The first step is the most important: Grabbing the implement by the handle, with the bell facing backward, and nestling it between your right biceps and wrist. It helps if you have a solid, bulging biceps muscle, like Crawford, to use as a platform. But not everyone has that, so careful with the nestling.
If you’re not yet ready to master the kettlebell, this exercise can always be performed with a dumbbell.
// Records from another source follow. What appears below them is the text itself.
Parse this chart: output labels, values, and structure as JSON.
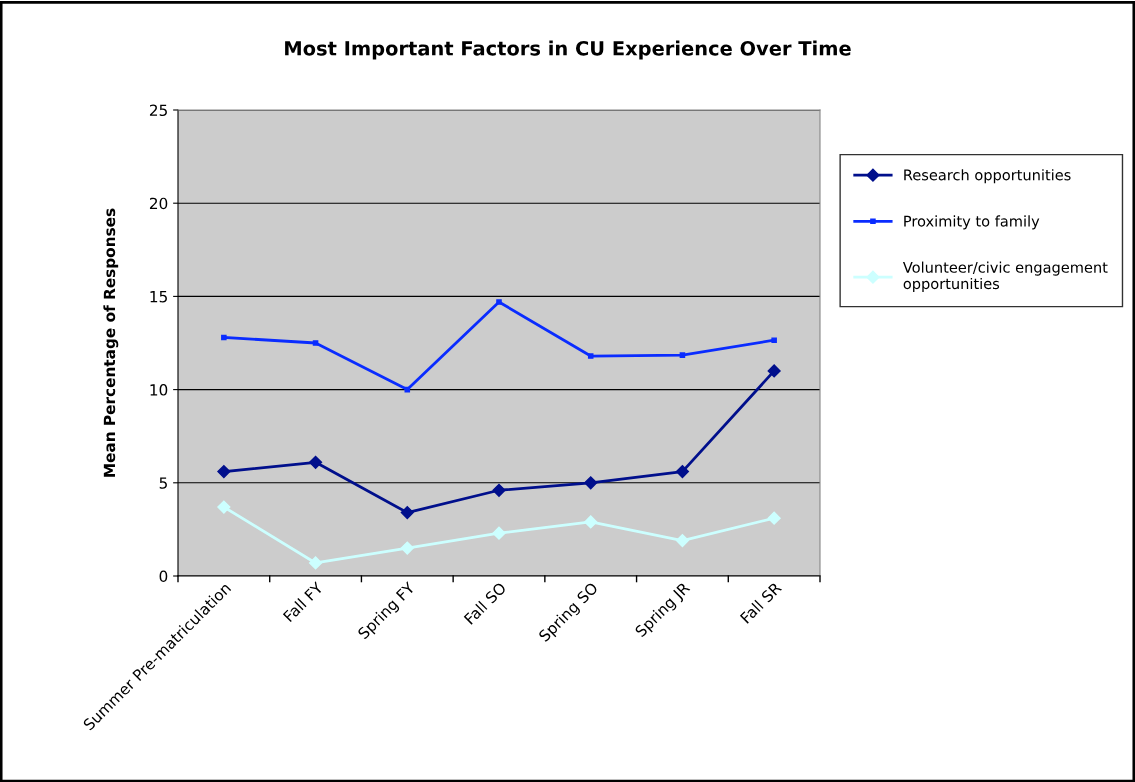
{
  "chart_data": {
    "type": "line",
    "title": "Most Important Factors in CU Experience Over Time",
    "ylabel": "Mean Percentage of Responses",
    "categories": [
      "Summer Pre-matriculation",
      "Fall FY",
      "Spring FY",
      "Fall SO",
      "Spring SO",
      "Spring JR",
      "Fall SR"
    ],
    "series": [
      {
        "name": "Research opportunities",
        "color": "#000f8c",
        "marker": "diamond",
        "values": [
          5.6,
          6.1,
          3.4,
          4.6,
          5.0,
          5.6,
          11.0
        ]
      },
      {
        "name": "Proximity to family",
        "color": "#0a2cff",
        "marker": "square",
        "values": [
          12.8,
          12.5,
          10.0,
          14.7,
          11.8,
          11.85,
          12.65
        ]
      },
      {
        "name": "Volunteer/civic engagement opportunities",
        "color": "#ccffff",
        "marker": "diamond",
        "values": [
          3.7,
          0.7,
          1.5,
          2.3,
          2.9,
          1.9,
          3.1
        ]
      }
    ],
    "ylim": [
      0,
      25
    ],
    "yticks": [
      0,
      5,
      10,
      15,
      20,
      25
    ],
    "grid": "y",
    "legend": "right",
    "line_style": "solid"
  }
}
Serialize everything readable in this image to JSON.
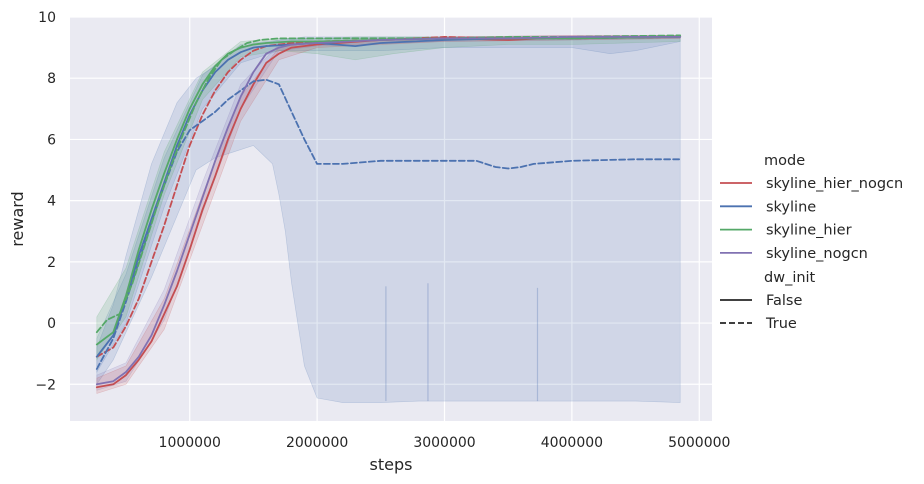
{
  "chart_data": {
    "type": "line",
    "xlabel": "steps",
    "ylabel": "reward",
    "xlim": [
      60000,
      5100000
    ],
    "ylim": [
      -3.2,
      10
    ],
    "xticks": [
      1000000,
      2000000,
      3000000,
      4000000,
      5000000
    ],
    "xtick_labels": [
      "1000000",
      "2000000",
      "3000000",
      "4000000",
      "5000000"
    ],
    "yticks": [
      -2,
      0,
      2,
      4,
      6,
      8,
      10
    ],
    "ytick_labels": [
      "−2",
      "0",
      "2",
      "4",
      "6",
      "8",
      "10"
    ],
    "grid": true,
    "legend": {
      "placement": "right",
      "mode_title": "mode",
      "style_title": "dw_init",
      "style_entries": [
        {
          "label": "False",
          "dash": "solid"
        },
        {
          "label": "True",
          "dash": "dashed"
        }
      ]
    },
    "series": [
      {
        "name": "skyline_hier_nogcn",
        "dw_init": "False",
        "color": "#c44e52",
        "x": [
          270000,
          400000,
          500000,
          600000,
          700000,
          800000,
          900000,
          1000000,
          1100000,
          1200000,
          1300000,
          1400000,
          1500000,
          1600000,
          1700000,
          1800000,
          2000000,
          2500000,
          3000000,
          3500000,
          4000000,
          4850000
        ],
        "y": [
          -2.1,
          -2.0,
          -1.7,
          -1.2,
          -0.6,
          0.3,
          1.2,
          2.4,
          3.7,
          4.8,
          6.0,
          7.0,
          7.8,
          8.5,
          8.8,
          9.0,
          9.1,
          9.25,
          9.3,
          9.25,
          9.35,
          9.35
        ]
      },
      {
        "name": "skyline_hier_nogcn",
        "dw_init": "True",
        "color": "#c44e52",
        "x": [
          270000,
          400000,
          500000,
          600000,
          700000,
          800000,
          900000,
          1000000,
          1100000,
          1200000,
          1300000,
          1400000,
          1500000,
          1600000,
          1800000,
          2000000,
          2500000,
          3000000,
          3500000,
          4000000,
          4850000
        ],
        "y": [
          -1.1,
          -0.8,
          -0.1,
          0.8,
          2.0,
          3.2,
          4.5,
          5.8,
          6.8,
          7.6,
          8.2,
          8.6,
          8.9,
          9.05,
          9.15,
          9.2,
          9.25,
          9.35,
          9.3,
          9.3,
          9.35
        ]
      },
      {
        "name": "skyline",
        "dw_init": "False",
        "color": "#4c72b0",
        "x": [
          270000,
          400000,
          500000,
          600000,
          700000,
          800000,
          900000,
          1000000,
          1100000,
          1200000,
          1300000,
          1400000,
          1500000,
          1600000,
          1800000,
          2000000,
          2300000,
          2500000,
          3000000,
          3500000,
          4000000,
          4850000
        ],
        "y": [
          -1.1,
          -0.4,
          0.8,
          2.2,
          3.4,
          4.6,
          5.8,
          6.8,
          7.6,
          8.2,
          8.6,
          8.85,
          9.0,
          9.05,
          9.1,
          9.15,
          9.05,
          9.15,
          9.25,
          9.3,
          9.3,
          9.35
        ]
      },
      {
        "name": "skyline",
        "dw_init": "True",
        "color": "#4c72b0",
        "x": [
          270000,
          400000,
          500000,
          600000,
          700000,
          800000,
          900000,
          1000000,
          1100000,
          1200000,
          1300000,
          1400000,
          1500000,
          1600000,
          1700000,
          1800000,
          1900000,
          2000000,
          2200000,
          2500000,
          3000000,
          3250000,
          3400000,
          3500000,
          3600000,
          3700000,
          4000000,
          4500000,
          4850000
        ],
        "y": [
          -1.5,
          -0.5,
          0.7,
          2.0,
          3.3,
          4.5,
          5.6,
          6.3,
          6.6,
          6.9,
          7.3,
          7.6,
          7.9,
          7.95,
          7.8,
          6.9,
          6.0,
          5.2,
          5.2,
          5.3,
          5.3,
          5.3,
          5.1,
          5.05,
          5.1,
          5.2,
          5.3,
          5.35,
          5.35
        ]
      },
      {
        "name": "skyline_hier",
        "dw_init": "False",
        "color": "#55a868",
        "x": [
          270000,
          400000,
          500000,
          600000,
          700000,
          800000,
          900000,
          1000000,
          1100000,
          1200000,
          1300000,
          1400000,
          1500000,
          1600000,
          1800000,
          2000000,
          2500000,
          3000000,
          3500000,
          4000000,
          4850000
        ],
        "y": [
          -0.7,
          -0.3,
          0.9,
          2.4,
          3.7,
          4.9,
          6.0,
          7.0,
          7.8,
          8.4,
          8.8,
          9.0,
          9.1,
          9.15,
          9.2,
          9.2,
          9.25,
          9.3,
          9.3,
          9.3,
          9.35
        ]
      },
      {
        "name": "skyline_hier",
        "dw_init": "True",
        "color": "#55a868",
        "x": [
          270000,
          350000,
          450000,
          550000,
          650000,
          750000,
          850000,
          950000,
          1050000,
          1150000,
          1250000,
          1350000,
          1450000,
          1550000,
          1700000,
          2000000,
          2500000,
          3000000,
          3500000,
          4000000,
          4850000
        ],
        "y": [
          -0.3,
          0.1,
          0.3,
          1.3,
          2.6,
          3.9,
          5.1,
          6.2,
          7.2,
          8.0,
          8.6,
          8.9,
          9.15,
          9.25,
          9.3,
          9.3,
          9.3,
          9.3,
          9.35,
          9.35,
          9.4
        ]
      },
      {
        "name": "skyline_nogcn",
        "dw_init": "False",
        "color": "#8172b2",
        "x": [
          270000,
          400000,
          500000,
          600000,
          700000,
          800000,
          900000,
          1000000,
          1100000,
          1200000,
          1300000,
          1400000,
          1500000,
          1600000,
          1700000,
          1800000,
          2000000,
          2500000,
          3000000,
          3500000,
          4000000,
          4850000
        ],
        "y": [
          -2.0,
          -1.9,
          -1.6,
          -1.1,
          -0.4,
          0.6,
          1.7,
          2.9,
          4.1,
          5.3,
          6.4,
          7.4,
          8.2,
          8.8,
          9.0,
          9.1,
          9.15,
          9.25,
          9.3,
          9.3,
          9.35,
          9.35
        ]
      }
    ],
    "bands": [
      {
        "series": "skyline / True",
        "color": "#4c72b0",
        "opacity": 0.16,
        "x": [
          270000,
          400000,
          500000,
          700000,
          900000,
          1050000,
          1200000,
          1350000,
          1500000,
          1650000,
          1700000,
          1750000,
          1800000,
          1900000,
          2000000,
          2200000,
          2500000,
          2800000,
          3000000,
          3500000,
          4000000,
          4500000,
          4850000
        ],
        "upper": [
          -0.8,
          0.6,
          2.2,
          5.2,
          7.2,
          8.0,
          8.4,
          8.9,
          9.1,
          9.2,
          9.25,
          9.3,
          9.3,
          9.35,
          9.35,
          9.35,
          9.35,
          9.35,
          9.35,
          9.35,
          9.35,
          9.35,
          9.35
        ],
        "lower": [
          -2.0,
          -1.2,
          -0.3,
          1.5,
          3.5,
          5.0,
          5.4,
          5.6,
          5.8,
          5.2,
          4.2,
          3.0,
          1.3,
          -1.4,
          -2.45,
          -2.6,
          -2.6,
          -2.55,
          -2.55,
          -2.55,
          -2.55,
          -2.55,
          -2.6
        ]
      },
      {
        "series": "skyline / False",
        "color": "#4c72b0",
        "opacity": 0.14,
        "x": [
          270000,
          500000,
          800000,
          1100000,
          1400000,
          1700000,
          2000000,
          2500000,
          3000000,
          3500000,
          4000000,
          4300000,
          4500000,
          4850000
        ],
        "upper": [
          -0.5,
          1.6,
          5.4,
          8.1,
          9.1,
          9.25,
          9.3,
          9.3,
          9.35,
          9.35,
          9.35,
          9.35,
          9.35,
          9.4
        ],
        "lower": [
          -1.6,
          0.0,
          3.8,
          7.0,
          8.5,
          8.9,
          8.9,
          8.9,
          9.0,
          9.0,
          9.0,
          8.8,
          8.9,
          9.2
        ]
      },
      {
        "series": "skyline_hier / False",
        "color": "#55a868",
        "opacity": 0.18,
        "x": [
          270000,
          500000,
          800000,
          1100000,
          1400000,
          1700000,
          2000000,
          2300000,
          2600000,
          3000000,
          3500000,
          4000000,
          4850000
        ],
        "upper": [
          0.2,
          1.8,
          5.6,
          8.2,
          9.2,
          9.3,
          9.3,
          9.35,
          9.35,
          9.35,
          9.35,
          9.35,
          9.4
        ],
        "lower": [
          -1.2,
          0.2,
          4.2,
          7.3,
          8.7,
          8.9,
          8.8,
          8.6,
          8.8,
          9.0,
          9.1,
          9.1,
          9.2
        ]
      },
      {
        "series": "skyline_nogcn / False",
        "color": "#8172b2",
        "opacity": 0.16,
        "x": [
          270000,
          500000,
          800000,
          1100000,
          1400000,
          1700000,
          2000000,
          3000000,
          4000000,
          4850000
        ],
        "upper": [
          -1.7,
          -1.3,
          1.1,
          4.6,
          7.8,
          9.1,
          9.2,
          9.35,
          9.4,
          9.4
        ],
        "lower": [
          -2.2,
          -1.9,
          0.1,
          3.6,
          7.0,
          8.9,
          9.05,
          9.2,
          9.25,
          9.3
        ]
      },
      {
        "series": "skyline_hier_nogcn / False",
        "color": "#c44e52",
        "opacity": 0.16,
        "x": [
          270000,
          500000,
          800000,
          1100000,
          1400000,
          1700000,
          2000000,
          3000000,
          4000000,
          4850000
        ],
        "upper": [
          -1.8,
          -1.4,
          0.8,
          4.2,
          7.4,
          9.0,
          9.2,
          9.35,
          9.4,
          9.4
        ],
        "lower": [
          -2.3,
          -2.0,
          -0.2,
          3.2,
          6.6,
          8.6,
          9.0,
          9.2,
          9.25,
          9.3
        ]
      }
    ],
    "spikes": [
      {
        "x": 2540000,
        "top": 1.2,
        "bottom": -2.55
      },
      {
        "x": 2870000,
        "top": 1.3,
        "bottom": -2.55
      },
      {
        "x": 3730000,
        "top": 1.15,
        "bottom": -2.55
      }
    ]
  }
}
“My biggest thing with the kettle, I try to make sure they’re capable and agile enough to push it back (bending the hand back), because it does ride on top of the wrist,” Crawford said. “Especially today, people have carpal tunnel, or special braces, and tension through the hands. That actually does push it back; it stretches those tendons in there, so people do have to be cautious with it.”• Begin in the lunge position, with the right knee touching or almost touching the floor, the left quad parallel to the floor, and the bell nestled on the biceps.
• Straighten your legs, bringing the right leg forward so that you’re standing straight up.
• In the same movement, raise the right arm upward, keeping the bell from swiveling all over the place.
• Do a couple like that, then switch legs when you’re standing straight up, this time lunging with your left knee lowered toward the floor and the right quad parallel to the floor. You also can use your opposite hand to steady the bell as you lunge.
Once you have the move down, you’ll feel it, particularly in the back of the shoulder and the latissimus dorsi, the muscles that stretch across the back under the armpit.